Le nostre città, affidate a funzionari tecnicamente preparatissimi – si fa per dire- ma formalmente analfabeti, sono piene di scempi. Il dove era e come era, spesso vuol dire solamente mettersi in mano a mummificatori dilettanti. Che non hanno il senso del valore storico ed estetico e non sanno orientarsi di fronte a due problemi, che apparentemente appaiono semplici ma che solo una radicata cultura può risolvere. Il primo consiste nel fatto che una architettura è un’opera che nel tempo è soggetta a continui rimaneggiamenti, spesso per il meglio, e quindi decidere il com’era non è affatto scontato. Serve un giudizio cioè una assunzione di responsabilità e un riconoscimento di valore. Il secondo consiste nel fatto che molte volte le architetture sono sbagliate e accettarle come erano e dove erano è un errore. Ciò vale sia in senso formale: la facciata del Maderno per San Pietro era un orrore e bene ha fatto il professor Sandro Benedetti a darle una profondità che forse non ha mai avuta. Sia in senso funzionale: gli oggetti devono essere usati e non si vede perché debbano essere accettati come erano e dove erano. Ma l’uso cambia le relazioni, cioè in fin dei conti la forma e questo problema non può non essere assunto come un dato, anzi il dato principale, dal restauratore. Pena la riduzione della massa muraria, come avviene nei centri storici, a un involucro senza senso di nuove attività che dell’antico stravolgono i nessi.

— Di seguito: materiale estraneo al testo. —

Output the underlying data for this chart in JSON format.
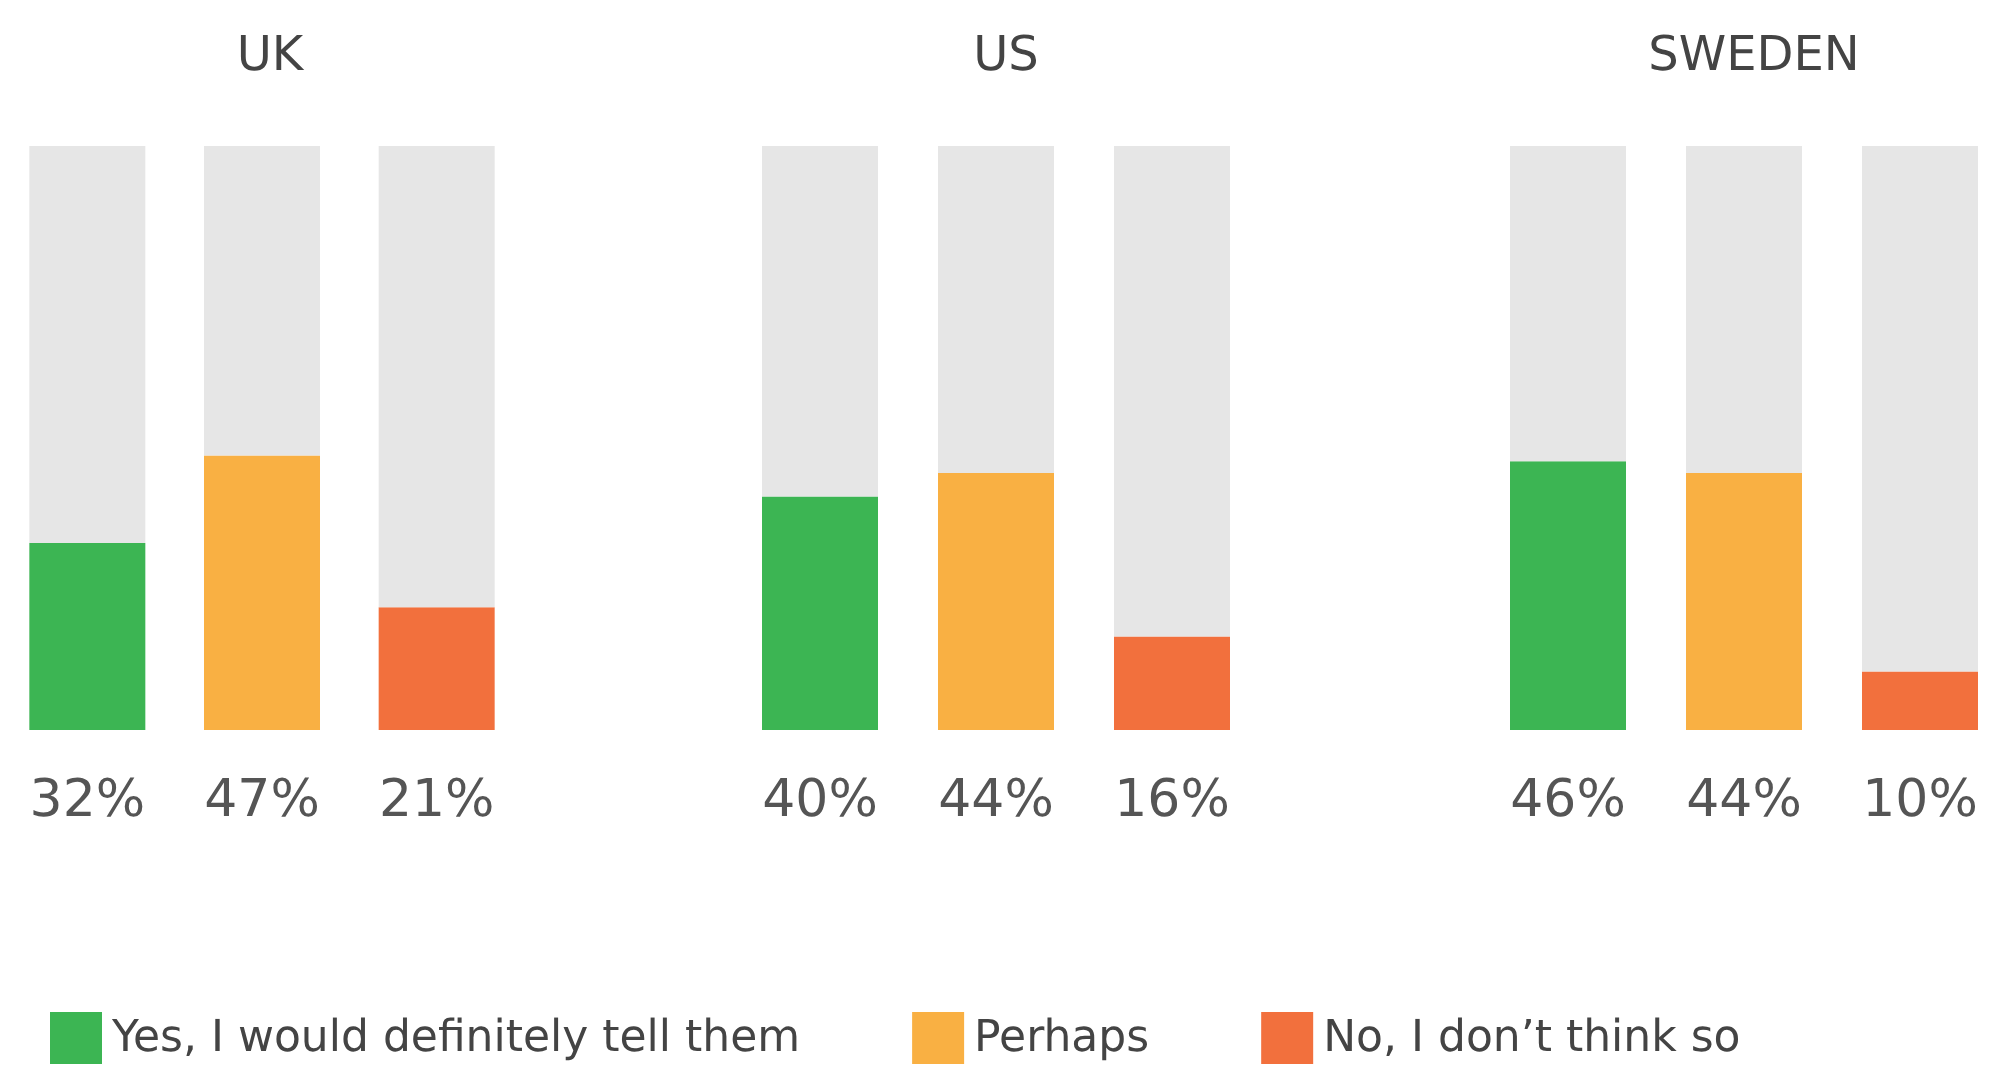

Torniamo alla Fenice. Era giusto rifare un modello 3D del vecchio teatro talmente reale da sembrare vero? Forse dal punto di vista politico. Non certo per il valore intrinseco dell’edificio. Non era un granchè e, se si fosse perduto, la nostra civiltà non ne avrebbe risentito. Crediamo, inoltre, che Venezia con un nuovo teatro autenticamente moderno si sarebbe arricchita. Ma la Serenissima non ama l’architettura contemporanea e in tempi diversi ha rifiutato di ospitare un buon progetto di Le Corbusier e un magnifico palazzo di Wright sul Canal Grande. Cosa si può augurare a una città così sprecona, che si ammanta di storia ma non ha saputo sfruttare due splendide occasioni che la storia le ha offerto? Nulla, solo che non continui a farsi male con le sue stesse mani, tra gli applausi dei conservatori che credono di stare nel mondo reale e invece stanno costruendosi, pervicacemente e da soli, il da loro tanto paventato mondo di Matrix.